Dom Gérard ha reagito con vigore. Questa moneta, l’abbiamo perciò ricevuta in un movimento di reazione e di protesta. Non bisogna nascondersi questa verità, che noi resteremo ancora a lungo – anche agli occhi di molti cristiani – come dei reazionari, e lo saremo sempre un poco. Ma attenzione, non siamo anzitutto dei reazionari. Dom Gérard ci ha presentato questo tesoro tradizionale in maniera ben più positiva; non soltanto reazionaria, ma feconda. La Tradizione non deve mai diventare un museo militare o un museo delle cere delle bellezze del passato; essa è una sorgente, una moneta che deve portare degli interessi.

Tale moneta è stata feconda in sé. Ricordo inoltre i tre pilastri, perché questa terza moneta apre a sua volta su altri valori. Dom Gérard ha molto insistito su questi tre pilastri, che sono la ragione stessa della nostra esistenza, delle nostre comunità. In primo luogo, la filosofia realista come fondamento della sana teologia, quindi la verità e i mezzi sicuri onde pervenirne. Le osservanze monastiche ereditate dai nostri anziani: è la verità dell’esperienza dei nostri anziani. E infine la sacra liturgia, che è rivelatrice della grande verità delle meraviglie di Dio.
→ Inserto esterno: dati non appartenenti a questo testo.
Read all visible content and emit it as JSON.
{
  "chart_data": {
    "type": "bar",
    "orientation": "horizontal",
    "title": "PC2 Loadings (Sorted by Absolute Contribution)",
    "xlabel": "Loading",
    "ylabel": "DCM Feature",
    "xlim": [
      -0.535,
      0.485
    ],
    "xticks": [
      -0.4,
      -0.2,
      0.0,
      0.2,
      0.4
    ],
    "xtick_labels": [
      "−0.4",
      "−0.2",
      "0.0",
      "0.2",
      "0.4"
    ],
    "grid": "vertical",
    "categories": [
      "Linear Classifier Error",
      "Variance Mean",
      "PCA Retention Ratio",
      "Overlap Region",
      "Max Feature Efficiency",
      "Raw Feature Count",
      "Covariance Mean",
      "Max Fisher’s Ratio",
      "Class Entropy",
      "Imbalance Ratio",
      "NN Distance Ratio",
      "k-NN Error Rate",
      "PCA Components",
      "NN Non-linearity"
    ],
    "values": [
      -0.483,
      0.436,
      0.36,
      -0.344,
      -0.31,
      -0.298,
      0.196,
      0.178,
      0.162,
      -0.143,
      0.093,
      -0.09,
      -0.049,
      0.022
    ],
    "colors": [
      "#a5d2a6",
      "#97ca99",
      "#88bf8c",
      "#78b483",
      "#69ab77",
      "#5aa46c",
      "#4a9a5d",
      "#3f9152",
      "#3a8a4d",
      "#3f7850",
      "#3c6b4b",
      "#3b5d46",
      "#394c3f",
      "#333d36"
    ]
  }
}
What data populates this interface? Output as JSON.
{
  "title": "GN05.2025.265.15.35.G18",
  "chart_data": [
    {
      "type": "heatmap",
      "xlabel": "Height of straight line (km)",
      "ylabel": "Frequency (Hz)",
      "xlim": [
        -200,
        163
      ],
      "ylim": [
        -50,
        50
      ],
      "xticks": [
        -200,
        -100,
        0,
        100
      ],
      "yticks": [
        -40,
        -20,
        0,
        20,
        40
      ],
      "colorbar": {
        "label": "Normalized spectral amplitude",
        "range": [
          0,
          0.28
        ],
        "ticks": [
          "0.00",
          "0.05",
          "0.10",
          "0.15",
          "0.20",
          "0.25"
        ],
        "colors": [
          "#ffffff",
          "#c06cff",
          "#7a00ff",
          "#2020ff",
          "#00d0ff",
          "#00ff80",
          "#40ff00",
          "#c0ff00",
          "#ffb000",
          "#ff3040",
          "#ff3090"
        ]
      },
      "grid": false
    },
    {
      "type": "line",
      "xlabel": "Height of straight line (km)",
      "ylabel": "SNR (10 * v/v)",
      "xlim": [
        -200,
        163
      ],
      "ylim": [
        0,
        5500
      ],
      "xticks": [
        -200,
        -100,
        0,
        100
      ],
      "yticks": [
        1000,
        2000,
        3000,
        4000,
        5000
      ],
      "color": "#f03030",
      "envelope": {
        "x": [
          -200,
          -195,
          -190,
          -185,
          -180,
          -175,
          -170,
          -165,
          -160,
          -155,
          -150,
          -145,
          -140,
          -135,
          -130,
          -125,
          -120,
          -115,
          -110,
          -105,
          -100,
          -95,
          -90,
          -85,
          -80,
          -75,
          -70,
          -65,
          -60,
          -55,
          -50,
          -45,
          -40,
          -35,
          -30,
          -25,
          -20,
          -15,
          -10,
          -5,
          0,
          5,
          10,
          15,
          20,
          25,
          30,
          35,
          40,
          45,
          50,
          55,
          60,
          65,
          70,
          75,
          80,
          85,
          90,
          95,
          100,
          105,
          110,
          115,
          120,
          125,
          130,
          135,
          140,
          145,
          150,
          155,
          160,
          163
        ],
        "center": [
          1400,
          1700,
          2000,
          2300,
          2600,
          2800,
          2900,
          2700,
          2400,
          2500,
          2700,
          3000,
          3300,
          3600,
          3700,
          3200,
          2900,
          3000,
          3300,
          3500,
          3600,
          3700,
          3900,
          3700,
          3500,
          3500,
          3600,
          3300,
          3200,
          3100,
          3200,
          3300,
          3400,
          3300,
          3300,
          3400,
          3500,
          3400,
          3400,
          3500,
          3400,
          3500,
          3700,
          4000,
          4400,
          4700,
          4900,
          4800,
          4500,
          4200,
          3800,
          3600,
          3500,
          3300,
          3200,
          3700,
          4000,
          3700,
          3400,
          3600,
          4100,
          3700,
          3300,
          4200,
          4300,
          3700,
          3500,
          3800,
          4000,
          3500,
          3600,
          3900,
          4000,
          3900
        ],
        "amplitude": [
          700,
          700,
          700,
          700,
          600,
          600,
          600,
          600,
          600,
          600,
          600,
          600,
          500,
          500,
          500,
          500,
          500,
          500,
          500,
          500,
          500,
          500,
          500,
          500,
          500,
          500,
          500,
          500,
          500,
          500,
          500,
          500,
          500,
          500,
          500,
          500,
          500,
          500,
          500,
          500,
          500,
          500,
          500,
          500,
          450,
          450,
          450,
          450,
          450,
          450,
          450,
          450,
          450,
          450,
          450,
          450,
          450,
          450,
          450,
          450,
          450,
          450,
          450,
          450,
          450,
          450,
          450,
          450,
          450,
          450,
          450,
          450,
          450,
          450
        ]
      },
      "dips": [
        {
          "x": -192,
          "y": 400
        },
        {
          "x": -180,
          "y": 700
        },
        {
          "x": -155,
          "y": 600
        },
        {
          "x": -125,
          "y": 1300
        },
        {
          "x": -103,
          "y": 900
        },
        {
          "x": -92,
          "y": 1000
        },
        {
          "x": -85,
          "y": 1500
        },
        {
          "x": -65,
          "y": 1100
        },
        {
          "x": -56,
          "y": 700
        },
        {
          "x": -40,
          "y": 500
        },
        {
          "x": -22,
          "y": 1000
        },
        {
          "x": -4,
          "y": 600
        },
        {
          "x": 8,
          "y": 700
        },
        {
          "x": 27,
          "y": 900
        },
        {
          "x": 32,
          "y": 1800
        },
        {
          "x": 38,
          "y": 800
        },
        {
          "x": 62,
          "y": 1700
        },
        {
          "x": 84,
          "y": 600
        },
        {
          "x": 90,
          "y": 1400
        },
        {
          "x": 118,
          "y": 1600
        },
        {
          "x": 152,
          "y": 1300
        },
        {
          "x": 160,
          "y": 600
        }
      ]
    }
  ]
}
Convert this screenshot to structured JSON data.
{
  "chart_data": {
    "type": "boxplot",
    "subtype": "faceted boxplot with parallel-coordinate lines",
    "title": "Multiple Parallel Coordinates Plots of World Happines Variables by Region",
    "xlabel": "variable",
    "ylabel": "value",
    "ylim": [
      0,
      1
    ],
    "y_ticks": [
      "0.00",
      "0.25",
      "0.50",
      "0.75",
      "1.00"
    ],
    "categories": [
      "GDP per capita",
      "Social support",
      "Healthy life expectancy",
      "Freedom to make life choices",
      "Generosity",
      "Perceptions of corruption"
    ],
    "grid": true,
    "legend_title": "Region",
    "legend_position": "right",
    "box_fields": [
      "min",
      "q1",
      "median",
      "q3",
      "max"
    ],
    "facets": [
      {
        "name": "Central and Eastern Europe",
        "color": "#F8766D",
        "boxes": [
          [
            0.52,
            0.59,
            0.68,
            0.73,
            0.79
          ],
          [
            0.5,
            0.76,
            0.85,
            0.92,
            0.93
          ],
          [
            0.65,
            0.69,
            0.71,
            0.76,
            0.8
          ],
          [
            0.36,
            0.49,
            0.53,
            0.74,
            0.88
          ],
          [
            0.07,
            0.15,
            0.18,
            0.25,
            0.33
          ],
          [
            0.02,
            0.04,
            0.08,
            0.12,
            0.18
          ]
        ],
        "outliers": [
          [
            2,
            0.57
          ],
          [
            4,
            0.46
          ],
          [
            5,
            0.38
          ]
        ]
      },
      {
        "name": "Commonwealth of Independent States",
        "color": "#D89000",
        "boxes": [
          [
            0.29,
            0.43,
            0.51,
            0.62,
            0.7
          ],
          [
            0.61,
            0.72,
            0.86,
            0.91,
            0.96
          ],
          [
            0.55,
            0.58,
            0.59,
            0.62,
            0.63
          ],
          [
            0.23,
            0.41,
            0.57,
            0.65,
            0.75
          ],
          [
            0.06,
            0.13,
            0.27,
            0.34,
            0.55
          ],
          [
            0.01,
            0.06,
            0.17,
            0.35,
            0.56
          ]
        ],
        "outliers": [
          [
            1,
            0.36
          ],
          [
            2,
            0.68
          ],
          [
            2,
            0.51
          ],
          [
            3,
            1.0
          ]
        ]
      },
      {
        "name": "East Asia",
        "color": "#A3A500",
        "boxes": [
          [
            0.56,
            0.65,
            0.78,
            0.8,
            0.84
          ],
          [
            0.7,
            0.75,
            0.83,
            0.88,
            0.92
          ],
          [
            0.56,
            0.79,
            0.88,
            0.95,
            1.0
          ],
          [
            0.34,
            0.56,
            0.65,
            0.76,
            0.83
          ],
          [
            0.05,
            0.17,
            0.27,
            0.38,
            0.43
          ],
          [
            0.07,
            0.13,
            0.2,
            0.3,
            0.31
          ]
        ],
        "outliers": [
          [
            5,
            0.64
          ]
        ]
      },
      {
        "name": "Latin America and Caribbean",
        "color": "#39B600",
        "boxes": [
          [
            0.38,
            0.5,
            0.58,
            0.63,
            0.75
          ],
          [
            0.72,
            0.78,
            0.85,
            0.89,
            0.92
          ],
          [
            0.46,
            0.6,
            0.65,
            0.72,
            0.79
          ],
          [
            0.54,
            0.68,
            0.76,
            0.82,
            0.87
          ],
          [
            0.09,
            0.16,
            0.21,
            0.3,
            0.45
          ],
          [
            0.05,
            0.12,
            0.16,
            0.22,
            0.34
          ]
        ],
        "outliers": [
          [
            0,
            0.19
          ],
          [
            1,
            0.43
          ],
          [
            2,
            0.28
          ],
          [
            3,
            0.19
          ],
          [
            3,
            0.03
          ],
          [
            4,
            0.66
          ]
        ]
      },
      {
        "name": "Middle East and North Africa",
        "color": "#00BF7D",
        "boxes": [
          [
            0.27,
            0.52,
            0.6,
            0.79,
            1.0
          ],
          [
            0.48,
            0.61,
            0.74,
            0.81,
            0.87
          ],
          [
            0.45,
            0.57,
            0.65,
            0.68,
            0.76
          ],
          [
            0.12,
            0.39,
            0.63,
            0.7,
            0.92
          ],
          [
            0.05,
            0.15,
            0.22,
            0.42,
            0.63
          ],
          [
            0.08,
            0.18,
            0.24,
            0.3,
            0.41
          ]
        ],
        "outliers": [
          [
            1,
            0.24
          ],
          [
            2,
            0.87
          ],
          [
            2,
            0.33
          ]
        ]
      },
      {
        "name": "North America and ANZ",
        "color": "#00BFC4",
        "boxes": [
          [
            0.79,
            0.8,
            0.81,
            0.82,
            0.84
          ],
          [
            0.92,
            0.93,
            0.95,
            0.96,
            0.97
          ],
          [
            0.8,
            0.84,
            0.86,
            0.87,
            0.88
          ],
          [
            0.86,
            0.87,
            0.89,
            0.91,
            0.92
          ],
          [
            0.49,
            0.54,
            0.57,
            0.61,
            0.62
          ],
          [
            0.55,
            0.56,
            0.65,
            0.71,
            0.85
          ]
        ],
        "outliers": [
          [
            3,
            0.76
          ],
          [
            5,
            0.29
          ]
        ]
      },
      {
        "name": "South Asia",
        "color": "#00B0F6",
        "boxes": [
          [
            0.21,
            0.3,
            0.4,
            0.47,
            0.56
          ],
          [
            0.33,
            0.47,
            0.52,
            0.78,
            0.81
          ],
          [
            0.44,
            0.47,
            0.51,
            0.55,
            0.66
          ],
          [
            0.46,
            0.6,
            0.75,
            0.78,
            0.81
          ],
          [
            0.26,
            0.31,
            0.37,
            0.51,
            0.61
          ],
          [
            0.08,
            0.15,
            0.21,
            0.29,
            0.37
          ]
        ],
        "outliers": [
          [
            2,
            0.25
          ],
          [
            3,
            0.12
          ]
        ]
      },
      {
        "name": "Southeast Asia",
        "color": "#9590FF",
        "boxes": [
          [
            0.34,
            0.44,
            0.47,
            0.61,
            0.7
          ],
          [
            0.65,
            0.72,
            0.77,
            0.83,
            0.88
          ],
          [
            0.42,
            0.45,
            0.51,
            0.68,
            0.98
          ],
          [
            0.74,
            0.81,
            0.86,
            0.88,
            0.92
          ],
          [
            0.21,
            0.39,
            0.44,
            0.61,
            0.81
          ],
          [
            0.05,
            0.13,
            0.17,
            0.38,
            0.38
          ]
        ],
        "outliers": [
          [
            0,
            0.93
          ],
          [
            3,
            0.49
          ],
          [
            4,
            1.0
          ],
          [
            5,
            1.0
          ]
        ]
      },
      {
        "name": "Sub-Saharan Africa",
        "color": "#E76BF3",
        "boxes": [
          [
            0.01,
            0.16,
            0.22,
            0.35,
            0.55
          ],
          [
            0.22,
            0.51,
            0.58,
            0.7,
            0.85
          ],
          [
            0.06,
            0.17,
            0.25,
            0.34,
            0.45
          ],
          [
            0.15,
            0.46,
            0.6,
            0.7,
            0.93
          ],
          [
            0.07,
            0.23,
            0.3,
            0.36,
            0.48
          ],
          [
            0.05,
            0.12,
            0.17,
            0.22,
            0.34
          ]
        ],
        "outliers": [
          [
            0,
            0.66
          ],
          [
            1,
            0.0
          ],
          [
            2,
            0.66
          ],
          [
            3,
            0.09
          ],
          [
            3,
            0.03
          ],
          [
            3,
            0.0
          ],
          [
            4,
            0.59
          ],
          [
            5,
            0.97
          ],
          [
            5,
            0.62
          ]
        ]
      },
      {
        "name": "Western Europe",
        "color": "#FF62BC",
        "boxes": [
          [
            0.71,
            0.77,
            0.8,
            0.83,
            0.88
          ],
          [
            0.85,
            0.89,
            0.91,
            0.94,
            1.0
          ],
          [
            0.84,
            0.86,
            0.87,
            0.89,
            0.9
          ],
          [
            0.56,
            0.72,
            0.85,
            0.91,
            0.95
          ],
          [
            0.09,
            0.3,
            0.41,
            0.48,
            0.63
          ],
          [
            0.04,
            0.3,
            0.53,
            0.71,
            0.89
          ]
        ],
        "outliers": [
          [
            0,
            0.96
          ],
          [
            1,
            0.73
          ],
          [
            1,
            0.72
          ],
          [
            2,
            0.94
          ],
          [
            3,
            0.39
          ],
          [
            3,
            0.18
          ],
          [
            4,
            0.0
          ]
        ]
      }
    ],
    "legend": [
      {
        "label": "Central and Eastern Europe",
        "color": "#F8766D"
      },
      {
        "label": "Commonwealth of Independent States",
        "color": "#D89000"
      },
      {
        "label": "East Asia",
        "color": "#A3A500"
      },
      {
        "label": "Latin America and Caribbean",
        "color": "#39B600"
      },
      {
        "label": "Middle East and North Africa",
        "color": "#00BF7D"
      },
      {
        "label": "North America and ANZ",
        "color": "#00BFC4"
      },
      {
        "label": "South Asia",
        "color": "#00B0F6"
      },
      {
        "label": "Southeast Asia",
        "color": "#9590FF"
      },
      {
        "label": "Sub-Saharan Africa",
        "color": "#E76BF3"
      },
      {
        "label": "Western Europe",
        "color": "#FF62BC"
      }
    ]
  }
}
È tempo per me di concludere questa omelia. Cinquant’anni fa abbiamo ricevuto tre monete: la Chiesa, la vita benedettina, la Tradizione. Il Signore attende da noi dei frutti, e ritorna, ritorna presto. Non possiamo passare sotto silenzio questa minaccia, che se non portiamo frutto, verrà a prendere la moneta. Anche se gli si dicesse “Signore, non c’è più nulla!”, Gesù l’ha detto, anche se non c’è più nulla verrà a prenderla. Occorre portare frutto, altrimenti ci prenderà la moneta e la darà a qualcun altro. Ci sarà qualcun altro per continuare la missione, ma la darà a qualcun altro. Ricordiamoci soprattutto, soprattutto, dei primi due servi: “Signore, avevo una moneta, ebbene eccone dieci”. “Bene, ricevi dieci città”. Incredibile! “Signore, io ne ho guadagnate cinque”. “Benissimo, ebbene ti do cinque città”. Cinque città, vi rendete conto? Cosa sono queste città? Sono le anime, le anime, la città eterna nella quale sono entrate le anime per le quali avremo svolto un ruolo di salvezza.

Amen.

[Dom Louis-Marie Geyer d’Orth O.S.B., abate del monastero Sainte-Madeleine di Le Barroux, omelia per la Messa di Giubileo dei 50 anni della fondazione da parte di Dom Gérard Calvet O.S.B. [1927-2008] della comunità benedettina di Sainte-Madeleine, 25 agosto 2020, trad. it di fr. Romualdo Obl.S.B.]